Reencontro com a História

Quarenta e três anos depois, Cristina Collier reencontra a família de Casa Amarela que a ajudou a não cair nas mãos do Dops
Ayrton Maciel
Publicado em 09/12/2012 às 14:55


Uma fuga cinematográfica. Quarenta e três anos depois de escapar do cerco do Departamento de Ordem Política e Social (Dops) à sua residência, à Rua Conselheiro Nabuco, a 400 metros do Mercado de Casa Amarela, a socióloga Cristina Collier, 66, volta ao Recife para reencontrar a família de um delegado de polícia que a escondeu, em março de 1969. Por horas, a militante estudantil da Ação Popular (AP) – então com 23 anos – ficou em um quartinho de quintal. À noite, com um disfarce e em um fusquinha de um amigo da família, a prima do desaparecido político pernambucano Eduardo Collier Filho foi resgatada. “Eu sou Teresa Cristina Collier, nascida no Recife, filha de Pedro Collier, neta de Pierre Collier, engenheiro-fundador da Fábrica de Tecidos Camaragibe (que deu origem à cidade) e tenho 66 anos”, apresenta-se a coordenadora de logística da AP. Depois de quatro décadas, na França, Cristina reencontrou dona Isabel Desmoulin, 90 anos, e familiares que foram coadjuvantes e protetores da fuga da militante procurada pelo regime de 64.

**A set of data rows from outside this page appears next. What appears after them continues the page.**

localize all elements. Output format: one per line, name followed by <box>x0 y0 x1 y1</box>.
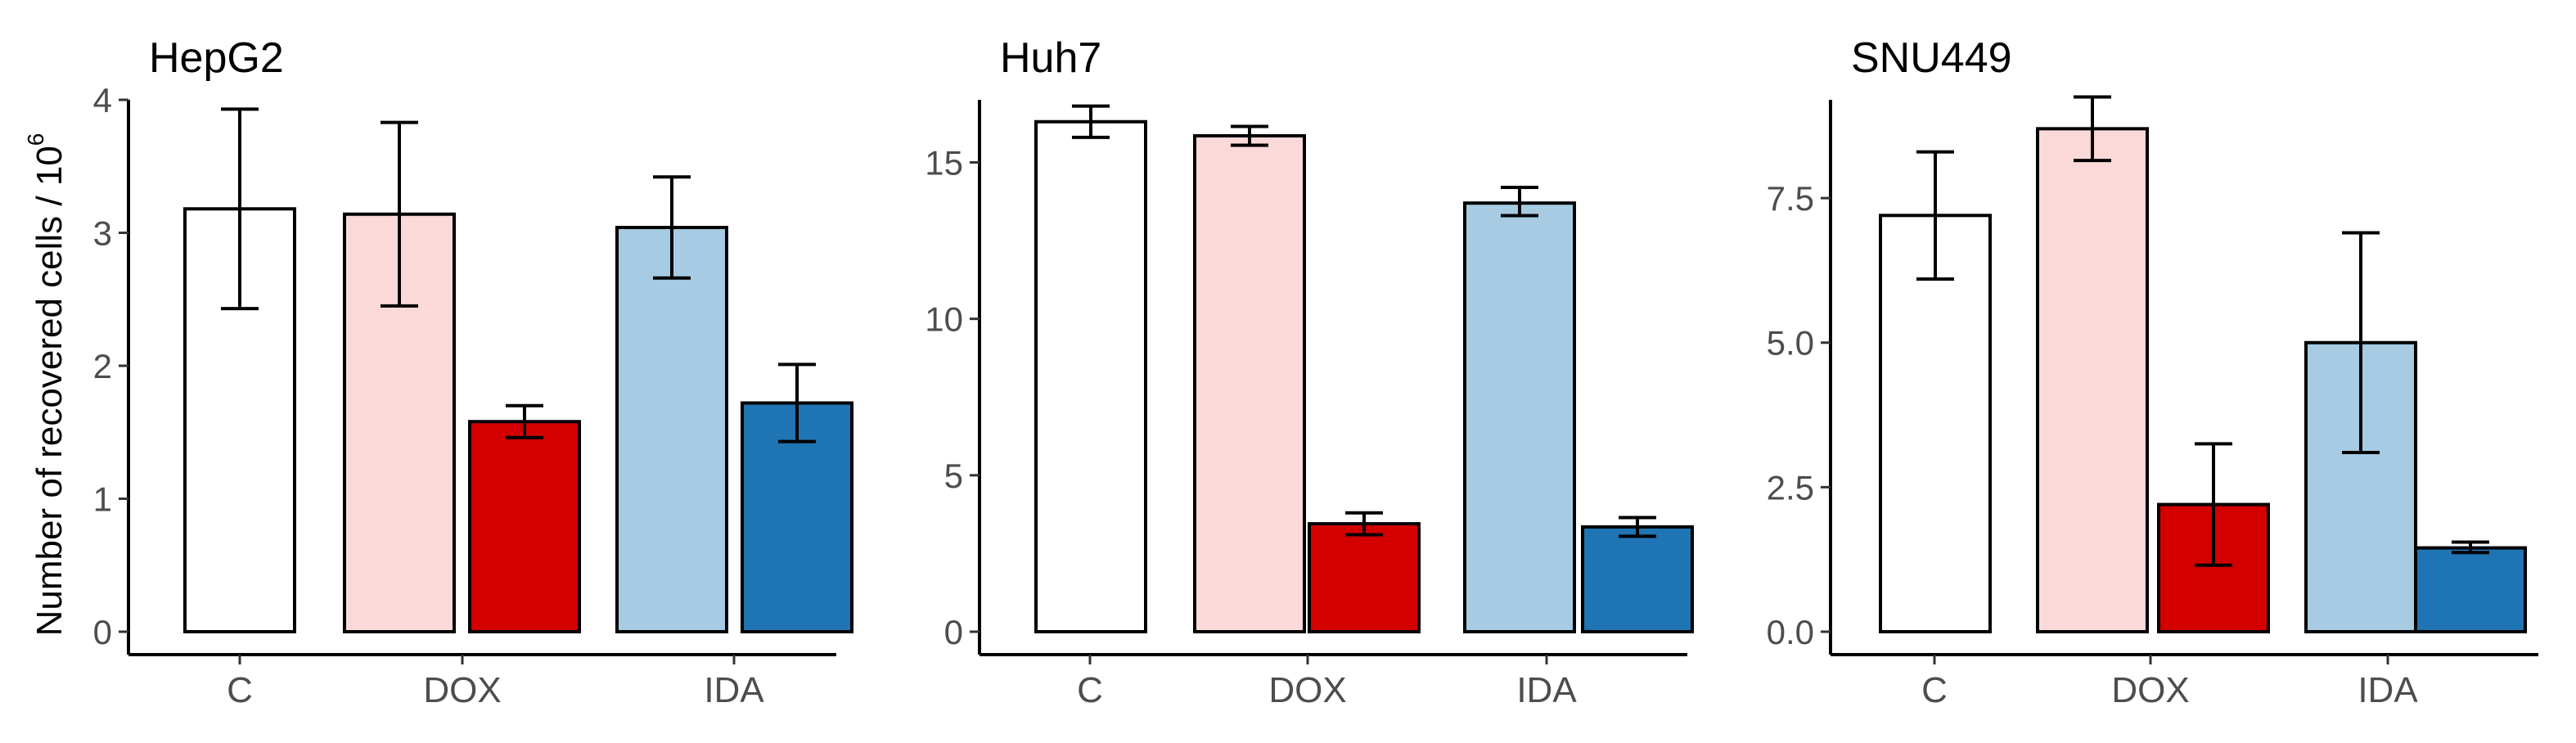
x-tick-label: DOX <box>2111 670 2189 710</box>
y-tick-label: 0 <box>944 613 963 651</box>
bar-ida <box>1581 525 1694 633</box>
panel-title: Huh7 <box>1000 34 1101 82</box>
y-tick-label: 4 <box>93 81 112 119</box>
y-tick-label: 5.0 <box>1767 324 1814 362</box>
x-tick-label: IDA <box>2358 670 2418 710</box>
bar-c <box>1879 214 1992 633</box>
x-tick-label: C <box>1921 670 1948 710</box>
y-tick-label: 0 <box>93 613 112 651</box>
bar-dox <box>2036 127 2149 633</box>
y-tick-label: 2 <box>93 347 112 385</box>
x-tick-label: C <box>227 670 253 710</box>
x-tick-label: DOX <box>1268 670 1346 710</box>
y-tick-label: 10 <box>925 300 963 339</box>
bar-dox <box>468 420 581 633</box>
y-tick-label: 2.5 <box>1767 468 1814 507</box>
y-tick-label: 0.0 <box>1767 613 1814 651</box>
y-tick-label: 5 <box>944 457 963 495</box>
bar-ida <box>1463 201 1576 634</box>
y-tick-label: 3 <box>93 214 112 253</box>
y-tick-label: 7.5 <box>1767 179 1814 218</box>
bar-ida <box>615 226 728 633</box>
x-tick-label: DOX <box>423 670 501 710</box>
x-tick-label: C <box>1077 670 1103 710</box>
bar-ida <box>2414 546 2527 633</box>
x-tick-label: IDA <box>1516 670 1577 710</box>
bar-dox <box>1193 133 1306 633</box>
x-tick-label: IDA <box>704 670 764 710</box>
panel-title: SNU449 <box>1851 34 2012 82</box>
bar-c <box>1034 119 1147 633</box>
panel-title: HepG2 <box>149 34 284 82</box>
y-tick-label: 1 <box>93 480 112 519</box>
y-tick-label: 15 <box>925 143 963 182</box>
bar-dox <box>1308 522 1421 634</box>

A Rua da família Collier era a Conselheiro Nabuco, que faz esquina com a rua da casa da família Desmoulin, a Paula Baptista, onde ainda mora dona Isabel, a 200 metros do mercado. Fugida de São Paulo, onde estudava na USP e integrava os quadros da AP, Cristina havia retornado ao Recife em dezembro de 68, depois de 15 dias presa no II Exército, e logo após o governo do general Costa e Silva decretar o AI-5. Em março de 69, o Dops baixou na casa de seus pais. O delegado Moacir Sales e o agente (Luis) Miranda, que fazia a campana da casa, acompanhados de mais policiais tinham a missão de capturar a “subversiva” Cristina Collier.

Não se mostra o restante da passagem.